Die fundamentalistische Kunst-Szene hat ihnen diesen Verrat an der heiligen Bruderschaft der Ästheten nie verziehen. Gerade in Deutschland gelten noch immer (oder wieder) Seriosität und Popularität als unvereinbar. Der Ernst verträgt sich hier nicht mit der Alltäglichkeit, das Unterhaltsame nicht mit dem Bedeutsamen.
Beuys fiel es bisweilen schwer, sich aus dieser unseligen Verquickung zu lösen: sein Beitrag zur Kasseler Eröffnungssendung 1977 bestand (sehr deutsch): in einer REDE, die seine politischen Anliegen zur Sprache brachte. Die Sende-Situation bedeutete ihm lediglich eine Vergrößerung seines Forums, aber keine thematische Herausforderung. Paik hingegen, seit Jahren mit Fernseharbeit vertraut, gestaltete die 9 Minuten, die ihm zur Verfügung standen, zu einer regelrechten retrospektiven Show, die sowohl den Erfordernissen des Mediums Rechnung trug als auch seine eigenen Arbeits -Methoden illustrierte.
Assistiert von der souveränen Charlotte Moorman, bot er eine kurzweilige Mischung aus Musik, Erotik, Action, Humor und Technik - wesentliche Elemente seiner Kunst also, die aber ebenso tragende Elemente der TV-Ästhetik sind.
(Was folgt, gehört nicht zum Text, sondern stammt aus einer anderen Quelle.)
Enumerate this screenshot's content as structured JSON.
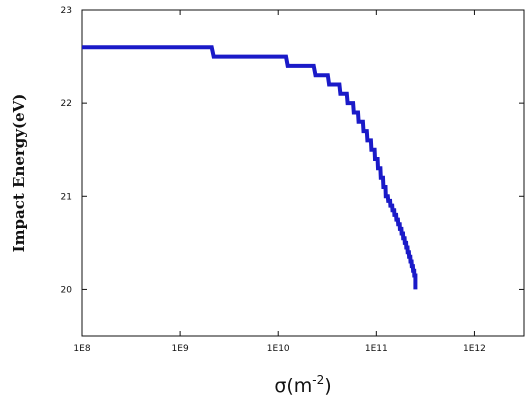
{
  "chart_data": {
    "type": "line",
    "title": "",
    "xlabel_base": "σ(m",
    "xlabel_exp": "-2",
    "xlabel_close": ")",
    "ylabel": "Impact Energy(eV)",
    "x_scale": "log",
    "xlim": [
      100000000.0,
      3200000000000.0
    ],
    "ylim": [
      19.5,
      23
    ],
    "x_ticks": [
      {
        "value": 100000000.0,
        "label": "1E8"
      },
      {
        "value": 1000000000.0,
        "label": "1E9"
      },
      {
        "value": 10000000000.0,
        "label": "1E10"
      },
      {
        "value": 100000000000.0,
        "label": "1E11"
      },
      {
        "value": 1000000000000.0,
        "label": "1E12"
      }
    ],
    "y_ticks": [
      {
        "value": 20,
        "label": "20"
      },
      {
        "value": 21,
        "label": "21"
      },
      {
        "value": 22,
        "label": "22"
      },
      {
        "value": 23,
        "label": "23"
      }
    ],
    "grid": false,
    "color": "#1a1ac8",
    "series": [
      {
        "x": [
          100000000.0,
          2100000000.0,
          2200000000.0,
          12000000000.0,
          12500000000.0,
          23000000000.0,
          24000000000.0,
          32000000000.0,
          33000000000.0,
          42000000000.0,
          43000000000.0,
          50000000000.0,
          51000000000.0,
          58000000000.0,
          59000000000.0,
          65000000000.0,
          66000000000.0,
          73000000000.0,
          74000000000.0,
          80000000000.0,
          81000000000.0,
          88000000000.0,
          89000000000.0,
          96000000000.0,
          97000000000.0,
          103000000000.0,
          104000000000.0,
          110000000000.0,
          111000000000.0,
          117000000000.0,
          118000000000.0,
          124000000000.0,
          125000000000.0,
          131000000000.0,
          132000000000.0,
          138000000000.0,
          139000000000.0,
          145000000000.0,
          146000000000.0,
          152000000000.0,
          153000000000.0,
          159000000000.0,
          160000000000.0,
          166000000000.0,
          167000000000.0,
          173000000000.0,
          174000000000.0,
          180000000000.0,
          181000000000.0,
          187000000000.0,
          188000000000.0,
          194000000000.0,
          195000000000.0,
          201000000000.0,
          202000000000.0,
          208000000000.0,
          209000000000.0,
          215000000000.0,
          216000000000.0,
          222000000000.0,
          223000000000.0,
          229000000000.0,
          230000000000.0,
          236000000000.0,
          237000000000.0,
          243000000000.0,
          244000000000.0,
          250000000000.0,
          250000000000.0
        ],
        "y": [
          22.6,
          22.6,
          22.5,
          22.5,
          22.4,
          22.4,
          22.3,
          22.3,
          22.2,
          22.2,
          22.1,
          22.1,
          22.0,
          22.0,
          21.9,
          21.9,
          21.8,
          21.8,
          21.7,
          21.7,
          21.6,
          21.6,
          21.5,
          21.5,
          21.4,
          21.4,
          21.3,
          21.3,
          21.2,
          21.2,
          21.1,
          21.1,
          21.0,
          21.0,
          20.95,
          20.95,
          20.9,
          20.9,
          20.85,
          20.85,
          20.8,
          20.8,
          20.75,
          20.75,
          20.7,
          20.7,
          20.65,
          20.65,
          20.6,
          20.6,
          20.55,
          20.55,
          20.5,
          20.5,
          20.45,
          20.45,
          20.4,
          20.4,
          20.35,
          20.35,
          20.3,
          20.3,
          20.25,
          20.25,
          20.2,
          20.2,
          20.15,
          20.15,
          20.0
        ]
      }
    ]
  }
}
Eine Kurz-Lektion in Paiks subversiver Methode: indem er das populäre Modell einer beliebigen TV-Show mit den eigenen, anstößigen Inhalten füllt, unterwandert er dieses Modell zugleich - und rettet so die Kunst vor dem Populismus.
Denn natürlich ist eine Charlotte Moorman in Gala-Robe (eine Gasmaske vor dem Gesicht, mit einem Blumenstrauß Paiks TV-CELLO "spielend") nicht zu verwechseln mit der musikalischen Einlage eines Schlagerstars in einer Fernsehshow.
Zudem verzichtete Paik auf jede klischierte Künstlichkeit der Ausstattung - sein "Show-Room" verbarg das Technische und Handwerkliche nicht hinter glatten Glamour-Kulissen. So behielt die Darbietung etwas Alltägliches und Provisorisches.
Bemerkenswert auch die professionelle Sorgsamkeit in der Vorbereitung. Da Paik bei der Performance selbst mitwirkte, konnte er nicht am Mischpult stehen. Aber bereits vorweg hatte er die Vorführung ebenso fernseh-gerecht strukturiert wie er Video-Aufnahmen bearbeitete: viele kurze, rasch wechselnde Aktionen ersetzten die schnellen, beschleunigenden Schnitte.
Paik hatte die Perspektive globaler Tele-Kommunikation schon seit 1961 vorgedacht. Er entwarf damals ein Klavierkonzert mit einer Bach’schen Fuge, die von 2 Pianisten in San Francisco und Shanghai gleichzeitig gespielt werden sollte, wobei jeder nur den Part e i n e r Hand übernehmen sollte; die komplette Fuge sollte erst durch die wechselseitige Direkt-Übertragung zustandekommen.
Dieses Projekt war 1961 technisch nicht realisierbar. Erst im Juli 1962 begann mit der Inbetriebnahme des Satelliten "Telstar 2" das Zeitalter weltumgreifender Tele-Kommunikation.
In seinem Essay "Medienplanung für das post-industrielle Zeitalter" legte Paik dann bereits 1974 eine komplexe medien-politische Konzeption vor, die äußerst weitschichtig ökonomische, ökologische und kulturelle Aspekte der Kommunikations-Technik verknüpfte. Sie gipfelte in seinem Plädoyer für die Einrichtung elektronischer Daten-Autobahnen – wir erleben seit 1990 den forcierten Ausbau der entsprechenden Trassen.